20. The system of claim 18 wherein the imaging apparatus is a flatbed scanner.
21. An image scanning system including an imaging apparatus having a first image capture area with an image scannable area that is smaller than the image to be scanned, said first image capture area being an area of said image scanning system in which an image to be scanned is placed for scanning when said image is not larger than said image scannable area of said first image capture area, the system comprising:
a platen against which the image to be scanned is disposed; and
an optical element disposed to focus the image to be scanned within the image scannable area of the first image capture area.
22. The system of claim 21 further comprising:
another optical element disposed to focus the image within the image scannable area of the first image capture area onto a sensor.
23. An image scanning system including an imaging apparatus having a first image capture area with an image scannable area that is smaller than the image to be scanned, said first image capture area being an area of said image scanning system against which an image to be scanned is placed for scanning when said image is not larger than said image scannable area of said first image capture area, the system comprising:
a second image capture area against which the image to be scanned is disposed; and
an optical element disposed to focus the image that is against the second image capture area within the smaller image scannable area of the first image capture area.

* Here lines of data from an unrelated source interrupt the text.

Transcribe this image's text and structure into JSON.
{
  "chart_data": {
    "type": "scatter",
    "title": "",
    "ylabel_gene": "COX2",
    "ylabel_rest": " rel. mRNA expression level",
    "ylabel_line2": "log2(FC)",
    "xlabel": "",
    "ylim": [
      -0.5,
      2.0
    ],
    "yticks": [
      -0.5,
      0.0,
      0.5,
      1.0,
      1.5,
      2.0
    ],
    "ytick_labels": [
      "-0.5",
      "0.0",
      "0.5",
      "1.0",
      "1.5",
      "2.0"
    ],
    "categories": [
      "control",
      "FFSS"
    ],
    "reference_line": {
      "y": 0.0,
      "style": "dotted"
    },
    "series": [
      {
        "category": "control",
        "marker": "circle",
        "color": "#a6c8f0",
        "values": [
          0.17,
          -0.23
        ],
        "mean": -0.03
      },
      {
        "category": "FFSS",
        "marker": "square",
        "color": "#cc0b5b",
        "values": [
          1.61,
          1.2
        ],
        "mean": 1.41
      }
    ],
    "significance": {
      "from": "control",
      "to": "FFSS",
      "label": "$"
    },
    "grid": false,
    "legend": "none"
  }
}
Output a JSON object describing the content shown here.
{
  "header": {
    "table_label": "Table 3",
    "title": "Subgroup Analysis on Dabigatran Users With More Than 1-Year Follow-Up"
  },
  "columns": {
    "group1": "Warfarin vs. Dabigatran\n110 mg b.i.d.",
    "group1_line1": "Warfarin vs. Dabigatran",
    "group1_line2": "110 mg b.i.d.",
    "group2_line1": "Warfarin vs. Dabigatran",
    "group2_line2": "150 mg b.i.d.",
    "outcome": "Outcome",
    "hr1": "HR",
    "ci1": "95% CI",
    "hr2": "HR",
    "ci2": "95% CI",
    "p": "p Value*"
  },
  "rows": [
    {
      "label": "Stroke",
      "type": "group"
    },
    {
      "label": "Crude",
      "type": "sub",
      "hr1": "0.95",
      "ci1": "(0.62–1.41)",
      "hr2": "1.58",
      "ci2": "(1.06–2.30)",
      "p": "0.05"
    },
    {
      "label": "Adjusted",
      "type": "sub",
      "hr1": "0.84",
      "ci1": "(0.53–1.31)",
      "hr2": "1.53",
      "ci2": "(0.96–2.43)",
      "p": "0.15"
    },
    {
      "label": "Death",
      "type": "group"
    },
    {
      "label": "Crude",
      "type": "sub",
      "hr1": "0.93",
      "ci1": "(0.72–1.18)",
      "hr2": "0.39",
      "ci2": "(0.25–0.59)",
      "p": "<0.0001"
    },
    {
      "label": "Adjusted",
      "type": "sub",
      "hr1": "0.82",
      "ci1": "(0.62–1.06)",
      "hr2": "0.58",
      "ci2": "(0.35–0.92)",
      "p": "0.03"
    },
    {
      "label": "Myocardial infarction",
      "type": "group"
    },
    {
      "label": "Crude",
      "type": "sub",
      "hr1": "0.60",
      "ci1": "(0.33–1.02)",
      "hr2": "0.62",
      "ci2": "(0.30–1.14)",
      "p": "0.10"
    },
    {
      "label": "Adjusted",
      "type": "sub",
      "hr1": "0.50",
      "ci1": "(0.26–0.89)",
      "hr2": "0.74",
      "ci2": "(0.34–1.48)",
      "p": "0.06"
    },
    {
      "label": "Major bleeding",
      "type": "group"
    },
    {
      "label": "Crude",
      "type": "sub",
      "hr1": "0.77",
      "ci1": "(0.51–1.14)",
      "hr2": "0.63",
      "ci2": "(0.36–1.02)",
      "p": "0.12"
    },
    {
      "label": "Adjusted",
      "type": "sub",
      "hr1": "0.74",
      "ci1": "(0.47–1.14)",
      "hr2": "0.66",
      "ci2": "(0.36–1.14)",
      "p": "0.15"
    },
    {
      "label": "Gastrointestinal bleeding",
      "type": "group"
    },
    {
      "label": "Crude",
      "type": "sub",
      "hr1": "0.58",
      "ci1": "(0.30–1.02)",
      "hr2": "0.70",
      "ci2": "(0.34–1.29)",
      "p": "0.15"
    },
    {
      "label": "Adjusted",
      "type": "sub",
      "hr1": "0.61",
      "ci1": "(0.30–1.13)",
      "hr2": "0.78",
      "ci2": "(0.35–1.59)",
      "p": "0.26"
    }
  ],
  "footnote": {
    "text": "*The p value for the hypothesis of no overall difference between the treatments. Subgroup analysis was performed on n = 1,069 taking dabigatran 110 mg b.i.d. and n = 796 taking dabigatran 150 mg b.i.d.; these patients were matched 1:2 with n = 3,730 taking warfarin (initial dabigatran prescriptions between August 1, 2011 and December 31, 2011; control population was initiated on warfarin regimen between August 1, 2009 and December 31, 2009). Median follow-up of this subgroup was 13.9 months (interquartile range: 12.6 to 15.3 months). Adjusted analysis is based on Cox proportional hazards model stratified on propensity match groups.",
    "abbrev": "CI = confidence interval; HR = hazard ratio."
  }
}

24. The system of claim 23 further comprising:
another optical element disposed to focus the image within the image scannable area of the first image capture area onto a sensor.
25. An image scanning system including an imaging apparatus having a first image capture area with an image scannable area that is smaller than the image to be scanned, said first image capture area being an area of said image scanning system in which an image to be scanned is placed for scanning when said image is not larger than said image scannable area of said first image capture area, the system comprising:
a second image capture area against which the image to be scanned is disposed, the second image capture area spaced from the first image capture area; and
an optical element disposed to focus the image to be scanned within the image scannable area of the first image capture area.
26. The system of claim 25 wherein said first image capture area is spaced from a sensor, and wherein an optical train associated with said sensor comprises said second image capture area and said first image capture area.
27. The system of claim 25 further comprising:
another optical element disposed to focus the image within the image scannable area of the first image capture area onto a sensor.